Print Flexible PCBs With A 3D Printer

Let’s get it out of the way right up front: you still need to etch the boards. However, [Mikey77] found that flexible plastic (Ninjaflex) will adhere to a bare copper board if the initial layer height is set just right. By printing on a thin piece of copper or conductive fabric, a resist layer forms. After that, it is just simple etching to create a PCB. [Mikey77] used ferric chloride, but other etchants ought to work, as well.

Sound simple, but as usual, the devil is in the details. [Mikey77] found that for some reason white Ninjaflex stuck best. The PCB has to be stuck totally flat to the bed, and he uses spray adhesive to do that. Just printing with flexible filament can be a challenge. You need a totally constrained filament path, for one thing.

3d-printed-resist-for-flexible-pcb-etchingThere are several other tricks. The fabric PCBs are very flexible, although that has nothing to do with the flexible plastic, which is all removed after etching.

We wondered if you could print a “holder” with the pattern and make the printer pause once the holder was complete. Then you could put the board in the holder before resuming the print to lay down the resist. That would allow very close alignment and might make two-sided boards possible.

Of course, software to convert a Gerber or other common PCB file format to the required STL file would be nice. There is software to do that, but we don’t know if the result would be directly suitable for this process. At the least, you’d have to manually add the spacer bar and offset the pattern.

We’ve seen people use 3D printers to remove resist before, but apparently common 3D printing plastics don’t stick well enough to be practical. Even if you can’t print a real PCB, sometimes a mechanical mock-up is useful, too.

21 thoughts on “Print Flexible PCBs With A 3D Printer

  1. This make me wonder what other materials you could use in a 3D printer to get better resolution. In this example the traces seem to be about 50 mill thick which is only good for DIP.

    Perhaps a syringe and fine needle with paint / ink / etch resist?

    Excellent project, perhaps it will lead further.

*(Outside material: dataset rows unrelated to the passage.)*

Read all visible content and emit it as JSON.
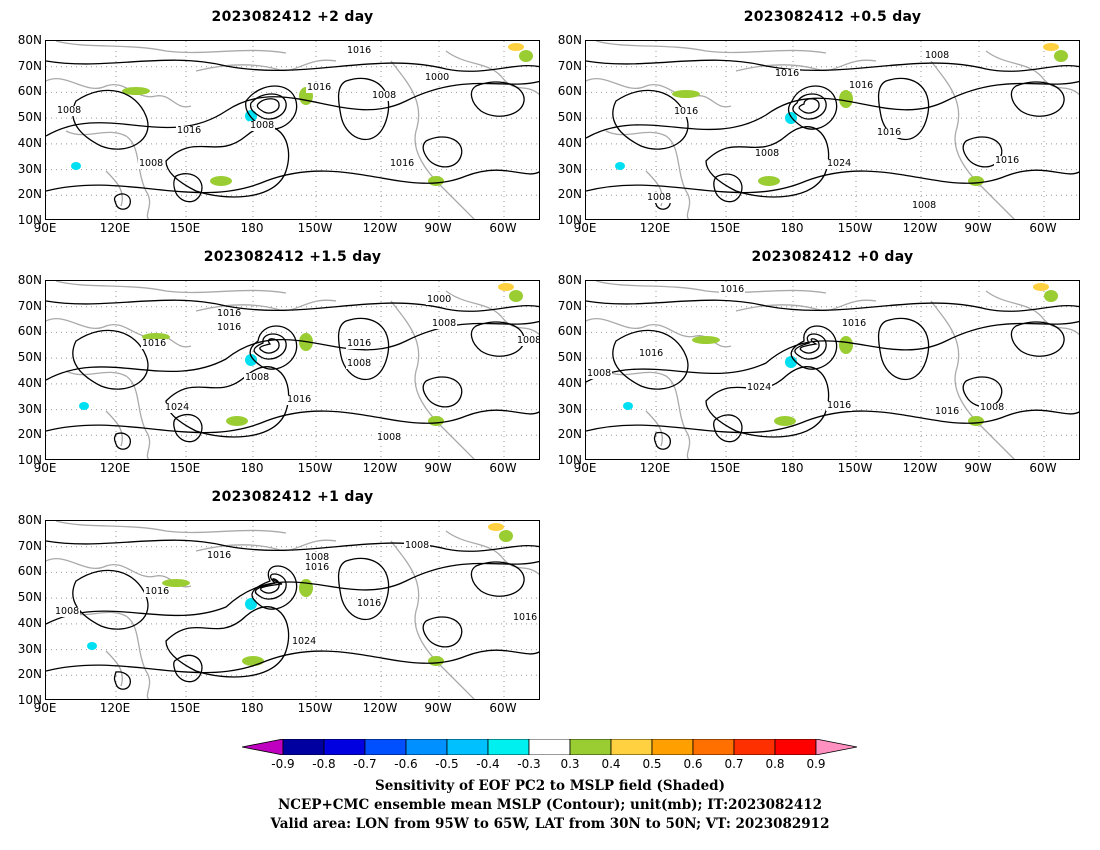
{
  "panels": [
    {
      "id": "p1",
      "title": "2023082412 +2 day",
      "labels": [
        "1008",
        "1016",
        "1016",
        "1000",
        "1008",
        "1016",
        "1016",
        "1008",
        "1008"
      ]
    },
    {
      "id": "p2",
      "title": "2023082412 +0.5 day",
      "labels": [
        "1008",
        "1016",
        "1016",
        "1016",
        "1008",
        "1024",
        "1016",
        "1016",
        "1008",
        "1008"
      ]
    },
    {
      "id": "p3",
      "title": "2023082412 +1.5 day",
      "labels": [
        "1000",
        "1008",
        "1016",
        "1016",
        "1008",
        "1016",
        "1016",
        "1008",
        "1024",
        "1016",
        "1008",
        "1008"
      ]
    },
    {
      "id": "p4",
      "title": "2023082412 +0 day",
      "labels": [
        "1016",
        "1016",
        "1016",
        "1008",
        "1024",
        "1016",
        "1016",
        "1008"
      ]
    },
    {
      "id": "p5",
      "title": "2023082412 +1 day",
      "labels": [
        "1016",
        "1008",
        "1016",
        "1008",
        "1016",
        "1016",
        "1024",
        "1008",
        "1016"
      ]
    }
  ],
  "lat_labels": [
    "80N",
    "70N",
    "60N",
    "50N",
    "40N",
    "30N",
    "20N",
    "10N"
  ],
  "lon_labels": [
    "90E",
    "120E",
    "150E",
    "180",
    "150W",
    "120W",
    "90W",
    "60W"
  ],
  "colorbar": {
    "labels": [
      "-0.9",
      "-0.8",
      "-0.7",
      "-0.6",
      "-0.5",
      "-0.4",
      "-0.3",
      "0.3",
      "0.4",
      "0.5",
      "0.6",
      "0.7",
      "0.8",
      "0.9"
    ],
    "colors": [
      "#c000c0",
      "#0000a0",
      "#0000e0",
      "#0050ff",
      "#0090ff",
      "#00c0ff",
      "#00f0f0",
      "#ffffff",
      "#9acd32",
      "#ffd040",
      "#ffa000",
      "#ff7000",
      "#ff3000",
      "#ff0000",
      "#ff90c0"
    ]
  },
  "caption": {
    "line1": "Sensitivity of EOF PC2 to MSLP field (Shaded)",
    "line2": "NCEP+CMC ensemble mean MSLP (Contour); unit(mb); IT:2023082412",
    "line3": "Valid area: LON from 95W to 65W, LAT from 30N to 50N; VT: 2023082912"
  }
}
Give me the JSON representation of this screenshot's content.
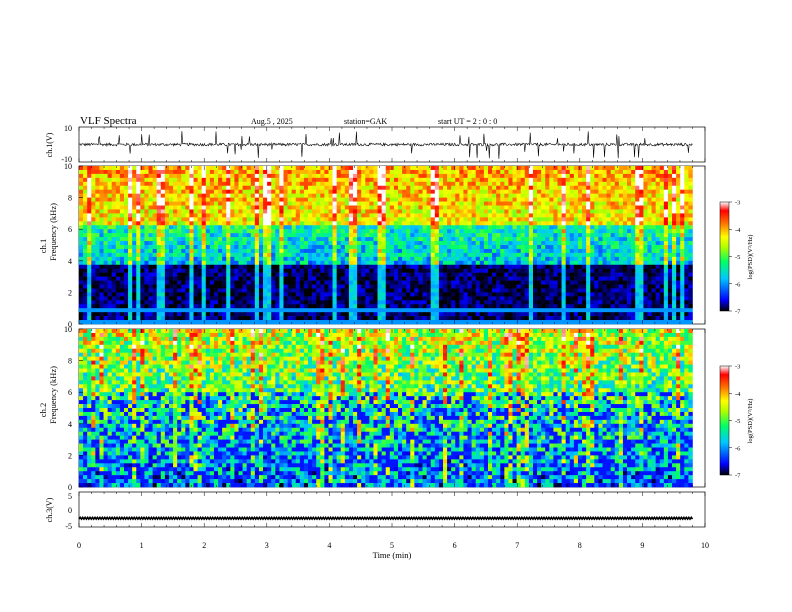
{
  "header": {
    "title": "VLF  Spectra",
    "date": "Aug.5   , 2025",
    "station": "station=GAK",
    "start_ut": "start  UT  =    2  : 0   : 0"
  },
  "chart_data": [
    {
      "type": "line",
      "name": "ch1-waveform",
      "ylabel": "ch.1(V)",
      "ylim": [
        -10,
        10
      ],
      "y_ticks": [
        "10",
        "-10"
      ],
      "xlim": [
        0,
        10
      ],
      "baseline_v": 0,
      "notes": "dense noisy waveform near 0 V with occasional spikes"
    },
    {
      "type": "heatmap",
      "name": "ch1-spectrogram",
      "ylabel": "ch.1\nFrequency  (kHz)",
      "ylabel_line1": "ch.1",
      "ylabel_line2": "Frequency  (kHz)",
      "ylim": [
        0,
        10
      ],
      "y_ticks": [
        "0",
        "2",
        "4",
        "6",
        "8",
        "10"
      ],
      "xlim": [
        0,
        9.8
      ],
      "colorbar": {
        "label": "log(PSD)(V²/Hz)",
        "range": [
          -7,
          -3
        ],
        "ticks": [
          "-3",
          "-4",
          "-5",
          "-6",
          "-7"
        ],
        "colors": [
          "#000000",
          "#0000ff",
          "#00c8ff",
          "#00ff66",
          "#aaff00",
          "#ffff00",
          "#ff7700",
          "#ff0000",
          "#ffffff"
        ]
      }
    },
    {
      "type": "heatmap",
      "name": "ch2-spectrogram",
      "ylabel_line1": "ch.2",
      "ylabel_line2": "Frequency  (kHz)",
      "ylim": [
        0,
        10
      ],
      "y_ticks": [
        "0",
        "2",
        "4",
        "6",
        "8",
        "10"
      ],
      "xlim": [
        0,
        9.8
      ],
      "colorbar": {
        "label": "log(PSD)(V²/Hz)",
        "range": [
          -7,
          -3
        ],
        "ticks": [
          "-3",
          "-4",
          "-5",
          "-6",
          "-7"
        ]
      }
    },
    {
      "type": "line",
      "name": "ch3-waveform",
      "ylabel": "ch.3(V)",
      "ylim": [
        -5,
        5
      ],
      "y_ticks": [
        "5",
        "0",
        "-5"
      ],
      "xlim": [
        0,
        9.8
      ],
      "baseline_v": -2.5,
      "xlabel": "Time  (min)",
      "x_ticks": [
        "0",
        "1",
        "2",
        "3",
        "4",
        "5",
        "6",
        "7",
        "8",
        "9",
        "10"
      ]
    }
  ]
}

      1. Doesn’t even have to be black paint. Back in college, they made PCBs by coating the board with clear lacquer, etching that with a laser cutter, then finishing with a chemical etch to remove the unprotected copper.

          1. My 3D printer does have the manual dexterity required though. I’ve done toner transfer and I’ve done sharpie resists, and honestly neither is 100% foolproof, but I’d take either over printing ninjaflex on a substrate…

  2. Yeeeessss. I’m making a bunch of 2″x2″ pcbs with boards that are as flexible if not more flexible than the one in the picture. After 13 etches I had pretty much quit, but this could revive me!

  3. The “flexible PCB” substrate in this case is just thin FR4 fibreglass, which is a little bit flexible, but not comparable to the polyimide that people generally think of when they think flexible PCBs.

  4. I must be missing something fundamental here.
    What is the defined goal of flexible circuit boards? The endpoint to be desired?
    If it is for some novel form of bend/torque sensing, or making the unit as light as possible, then that may be something, but adding non-flexible components to a flexible base as done here is surely going to lead to problems with the fracturing of component leads and solder joints. Something has to fatigue, somewhere. In the past, circuit flexing has been mitigated through the use of solid frames and epoxy potting with the Apollo AGC logic blocks being a good example.
    Flexible circuits with non-flexible components.. I still don’t get it.

    1. I was thinking the same but i think we were both thinking of constantly flexing boards… which would fail.
      Imagine you wanted to put a PCB inside the walls of a coffee cup… make it, bend it into place ONCE.
      or have a curved phone around your wrist as a watch…. produce it flat, bend it into its final position.

      i guess thats the intended use?

  5. Why bother with a 3D printer, when a 2D printer could work? Back in the mid-1990’s the Apple Ham radio club was using the “cardboard” setting on the current Apple printer after discovering the black ink would resist the ferric chloride etchant. They were using thin G10 and printing a photo of a circuit onto the board and etching. Results were decent from what I saw.

  6. Will the resist be re-usable? After it is peeled off the etched board, can the flexible resist be pressed onto a new piece of copper-clad board to etch another copy of the same pattern?